ISSN-Online: 2236-6814

https://doi.org/10.25060/residpediatr



Relato de Caso - Ano 2023 - Volume 13 - Número 3

Janela aortopulmonar em lactente: rara cardiopatia - relato de caso

Aortopulmonary window: rare cardiopathy - case report

RESUMO

A janela aortopulmonar (JAP) é uma cardiopatia congênita pouco prevalente, causada por um defeito septal do tronco arterial comum entre a aorta e a artéria pulmonar. Pode estar localizado entre a aorta ascendente e o tronco ou artéria pulmonar direita.

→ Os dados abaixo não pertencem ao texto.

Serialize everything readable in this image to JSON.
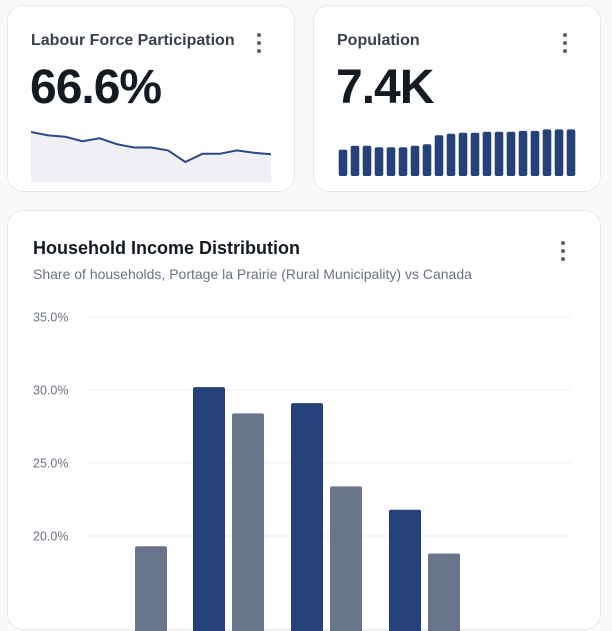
{
  "cards": {
    "labour_force": {
      "title": "Labour Force Participation",
      "value": "66.6%",
      "trend": [
        1.0,
        0.86,
        0.8,
        0.62,
        0.74,
        0.5,
        0.36,
        0.36,
        0.24,
        -0.24,
        0.1,
        0.1,
        0.24,
        0.14,
        0.08
      ]
    },
    "population": {
      "title": "Population",
      "value": "7.4K",
      "bars": [
        0.55,
        0.63,
        0.63,
        0.6,
        0.6,
        0.6,
        0.63,
        0.66,
        0.85,
        0.88,
        0.9,
        0.9,
        0.92,
        0.92,
        0.92,
        0.94,
        0.94,
        0.97,
        0.97,
        0.97
      ]
    },
    "household_income": {
      "title": "Household Income Distribution",
      "subtitle": "Share of households, Portage la Prairie (Rural Municipality) vs Canada"
    }
  },
  "colors": {
    "primary": "#24417a",
    "secondary": "#68758c",
    "spark_line": "#2a4a86",
    "spark_fill": "#eef0f4"
  },
  "chart_data": {
    "type": "bar",
    "title": "Household Income Distribution",
    "subtitle": "Share of households, Portage la Prairie (Rural Municipality) vs Canada",
    "y_ticks": [
      "35.0%",
      "30.0%",
      "25.0%",
      "20.0%"
    ],
    "ylim": [
      17.5,
      35.0
    ],
    "grid": true,
    "series": [
      {
        "values": [
          null,
          30.2,
          29.1,
          21.8
        ]
      },
      {
        "values": [
          19.3,
          28.4,
          23.4,
          18.8
        ]
      }
    ]
  }
}
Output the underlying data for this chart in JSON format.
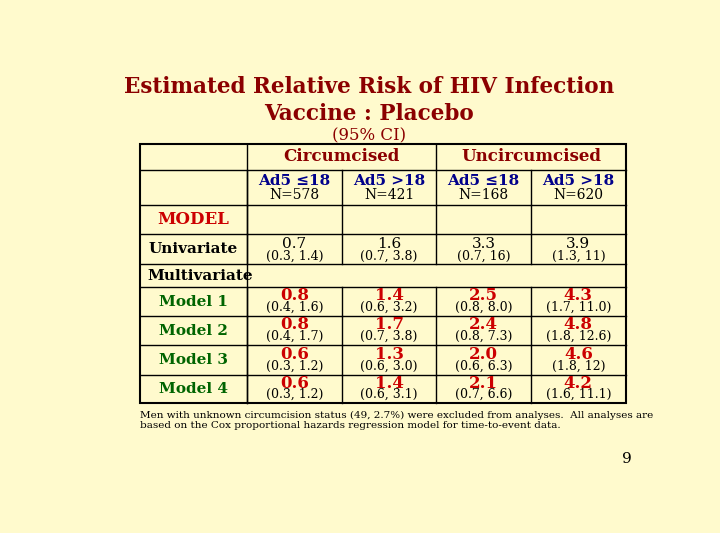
{
  "title_line1": "Estimated Relative Risk of HIV Infection",
  "title_line2": "Vaccine : Placebo",
  "title_line3": "(95% CI)",
  "title_color": "#8B0000",
  "background_color": "#FFFACD",
  "header1_color": "#8B0000",
  "col_headers": [
    "Circumcised",
    "Uncircumcised"
  ],
  "sub_headers": [
    {
      "label": "Ad5 ≤18",
      "sub": "N=578"
    },
    {
      "label": "Ad5 >18",
      "sub": "N=421"
    },
    {
      "label": "Ad5 ≤18",
      "sub": "N=168"
    },
    {
      "label": "Ad5 >18",
      "sub": "N=620"
    }
  ],
  "rows": [
    {
      "label": "MODEL",
      "label_color": "#CC0000",
      "values": [
        "",
        "",
        "",
        ""
      ],
      "ci": [
        "",
        "",
        "",
        ""
      ],
      "type": "model_header"
    },
    {
      "label": "Univariate",
      "label_color": "#000000",
      "values": [
        "0.7",
        "1.6",
        "3.3",
        "3.9"
      ],
      "ci": [
        "(0.3, 1.4)",
        "(0.7, 3.8)",
        "(0.7, 16)",
        "(1.3, 11)"
      ],
      "type": "univariate"
    },
    {
      "label": "Multivariate",
      "label_color": "#000000",
      "values": [
        "",
        "",
        "",
        ""
      ],
      "ci": [
        "",
        "",
        "",
        ""
      ],
      "type": "multivariate_header"
    },
    {
      "label": "Model 1",
      "label_color": "#006400",
      "values": [
        "0.8",
        "1.4",
        "2.5",
        "4.3"
      ],
      "ci": [
        "(0.4, 1.6)",
        "(0.6, 3.2)",
        "(0.8, 8.0)",
        "(1.7, 11.0)"
      ],
      "type": "model"
    },
    {
      "label": "Model 2",
      "label_color": "#006400",
      "values": [
        "0.8",
        "1.7",
        "2.4",
        "4.8"
      ],
      "ci": [
        "(0.4, 1.7)",
        "(0.7, 3.8)",
        "(0.8, 7.3)",
        "(1.8, 12.6)"
      ],
      "type": "model"
    },
    {
      "label": "Model 3",
      "label_color": "#006400",
      "values": [
        "0.6",
        "1.3",
        "2.0",
        "4.6"
      ],
      "ci": [
        "(0.3, 1.2)",
        "(0.6, 3.0)",
        "(0.6, 6.3)",
        "(1.8, 12)"
      ],
      "type": "model"
    },
    {
      "label": "Model 4",
      "label_color": "#006400",
      "values": [
        "0.6",
        "1.4",
        "2.1",
        "4.2"
      ],
      "ci": [
        "(0.3, 1.2)",
        "(0.6, 3.1)",
        "(0.7, 6.6)",
        "(1.6, 11.1)"
      ],
      "type": "model"
    }
  ],
  "footnote": "Men with unknown circumcision status (49, 2.7%) were excluded from analyses.  All analyses are\nbased on the Cox proportional hazards regression model for time-to-event data.",
  "footnote_color": "#000000",
  "page_number": "9"
}
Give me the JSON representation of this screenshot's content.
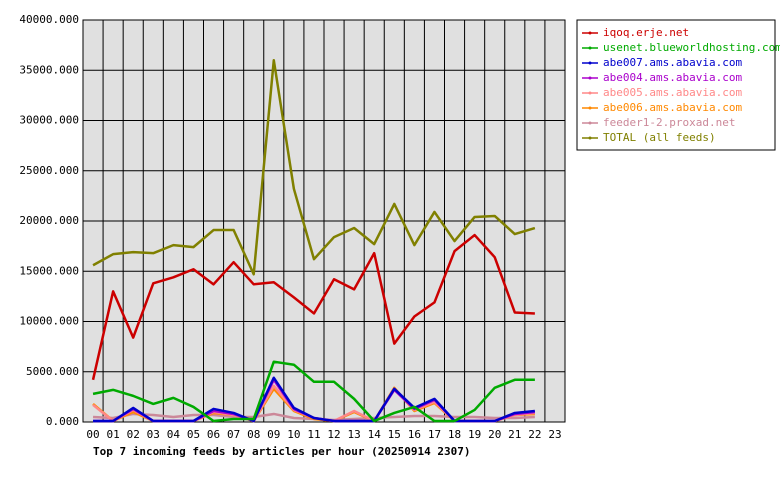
{
  "chart_data": {
    "type": "line",
    "title": "Top 7 incoming feeds by articles per hour (20250914 2307)",
    "categories": [
      "00",
      "01",
      "02",
      "03",
      "04",
      "05",
      "06",
      "07",
      "08",
      "09",
      "10",
      "11",
      "12",
      "13",
      "14",
      "15",
      "16",
      "17",
      "18",
      "19",
      "20",
      "21",
      "22",
      "23"
    ],
    "ylim": [
      0,
      40000
    ],
    "yticks": [
      {
        "value": 0,
        "label": "0.000"
      },
      {
        "value": 5000,
        "label": "5000.000"
      },
      {
        "value": 10000,
        "label": "10000.000"
      },
      {
        "value": 15000,
        "label": "15000.000"
      },
      {
        "value": 20000,
        "label": "20000.000"
      },
      {
        "value": 25000,
        "label": "25000.000"
      },
      {
        "value": 30000,
        "label": "30000.000"
      },
      {
        "value": 35000,
        "label": "35000.000"
      },
      {
        "value": 40000,
        "label": "40000.000"
      }
    ],
    "grid": true,
    "legend": "right",
    "series": [
      {
        "name": "iqoq.erje.net",
        "color": "#cc0000",
        "values": [
          4200,
          13000,
          8400,
          13800,
          14400,
          15200,
          13700,
          15900,
          13700,
          13900,
          12400,
          10800,
          14200,
          13200,
          16800,
          7800,
          10500,
          11900,
          17000,
          18600,
          16400,
          10900,
          10800,
          null
        ]
      },
      {
        "name": "usenet.blueworldhosting.com",
        "color": "#00aa00",
        "values": [
          2800,
          3200,
          2600,
          1800,
          2400,
          1500,
          100,
          300,
          300,
          6000,
          5700,
          4000,
          4000,
          2300,
          100,
          900,
          1500,
          100,
          100,
          1200,
          3400,
          4200,
          4200,
          null
        ]
      },
      {
        "name": "abe007.ams.abavia.com",
        "color": "#0000cc",
        "values": [
          100,
          100,
          1400,
          100,
          100,
          100,
          1300,
          900,
          100,
          4400,
          1400,
          400,
          100,
          100,
          100,
          3300,
          1400,
          2300,
          100,
          100,
          100,
          900,
          1100,
          null
        ]
      },
      {
        "name": "abe004.ams.abavia.com",
        "color": "#aa00cc",
        "values": [
          100,
          100,
          1300,
          100,
          100,
          100,
          1100,
          800,
          100,
          4200,
          1300,
          400,
          100,
          100,
          100,
          3200,
          1300,
          2200,
          100,
          100,
          100,
          800,
          1000,
          null
        ]
      },
      {
        "name": "abe005.ams.abavia.com",
        "color": "#ff8888",
        "values": [
          1700,
          100,
          1200,
          100,
          100,
          100,
          1000,
          700,
          100,
          3600,
          1200,
          400,
          100,
          1100,
          100,
          3300,
          1200,
          2000,
          100,
          100,
          100,
          700,
          900,
          null
        ]
      },
      {
        "name": "abe006.ams.abavia.com",
        "color": "#ff8800",
        "values": [
          1800,
          100,
          1000,
          100,
          100,
          100,
          900,
          700,
          100,
          3300,
          1100,
          300,
          100,
          1000,
          100,
          3400,
          1100,
          1900,
          100,
          100,
          100,
          700,
          800,
          null
        ]
      },
      {
        "name": "feeder1-2.proxad.net",
        "color": "#cc8899",
        "values": [
          500,
          400,
          800,
          700,
          500,
          700,
          700,
          500,
          500,
          800,
          400,
          300,
          200,
          300,
          400,
          500,
          600,
          600,
          500,
          500,
          400,
          400,
          500,
          null
        ]
      },
      {
        "name": "TOTAL (all feeds)",
        "color": "#808000",
        "values": [
          15600,
          16700,
          16900,
          16800,
          17600,
          17400,
          19100,
          19100,
          14700,
          36000,
          23200,
          16200,
          18400,
          19300,
          17700,
          21700,
          17600,
          20900,
          18000,
          20400,
          20500,
          18700,
          19300,
          null
        ]
      }
    ]
  }
}
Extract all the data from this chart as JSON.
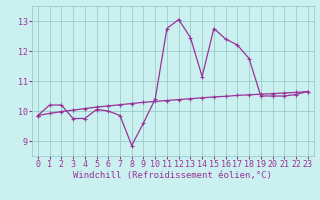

Do ponto de vista hemodinâmico, assemelha-se a um grande canal arterial persistente. Os sintomas clínicos em pacientes com JAP estão relacionados com o fluxo de sangue pulmonar e a magnitude do defeito. O objetivo deste trabalho é relatar o caso de um lactente com essa patologia enfatizando sua apresentação clínica e suspeição diagnóstica.

Palavras-chave: Janela aortopulmonar, Hipertensão pulmonar, Crianças, Insuficiência cardíaca.

ABSTRACT

Aortopulmonary window is a congenital heart disease of low prevalence that results from anormalities in the septation of the commom arterial trunk. It is caracterized as a communication between the aorta and main pulmonary artery or its branches. This malformation resembles a large persistent ductus arteriosus. Clinical symptoms are related to pulmonary blood flow and the septal defect size. The aim of this paper is to report a case, inclunding his clinical presentation, the diagnostic work up, as well as the initial care at the emergency unit.

Keywords: Aaortopulmonary window, Pulmonary hypertension, Children, Heart failure.


INTRODUÇÃO

A janela aortopulmonar (JAP) é uma rara anomalia cardíaca congênita representando 0,2%-0,6% de todas as lesões cardíacas congênitas1,2. Há uma comunicação entre a aorta e a artéria pulmonar, com duas válvulas arteriais separadas.

Os pacientes com JAP apresentam fisiologia de shunt esquerda-direita; portanto, quando essa malformação se mostra isolada e de tamanho grande, a apresentação clínica decorre do aumento do fluxo pulmonar, com insuficiência cardíaca congestiva, hipertensão pulmonar e desenvolvimento precoce de doença vascular obstrutiva pulmonar3.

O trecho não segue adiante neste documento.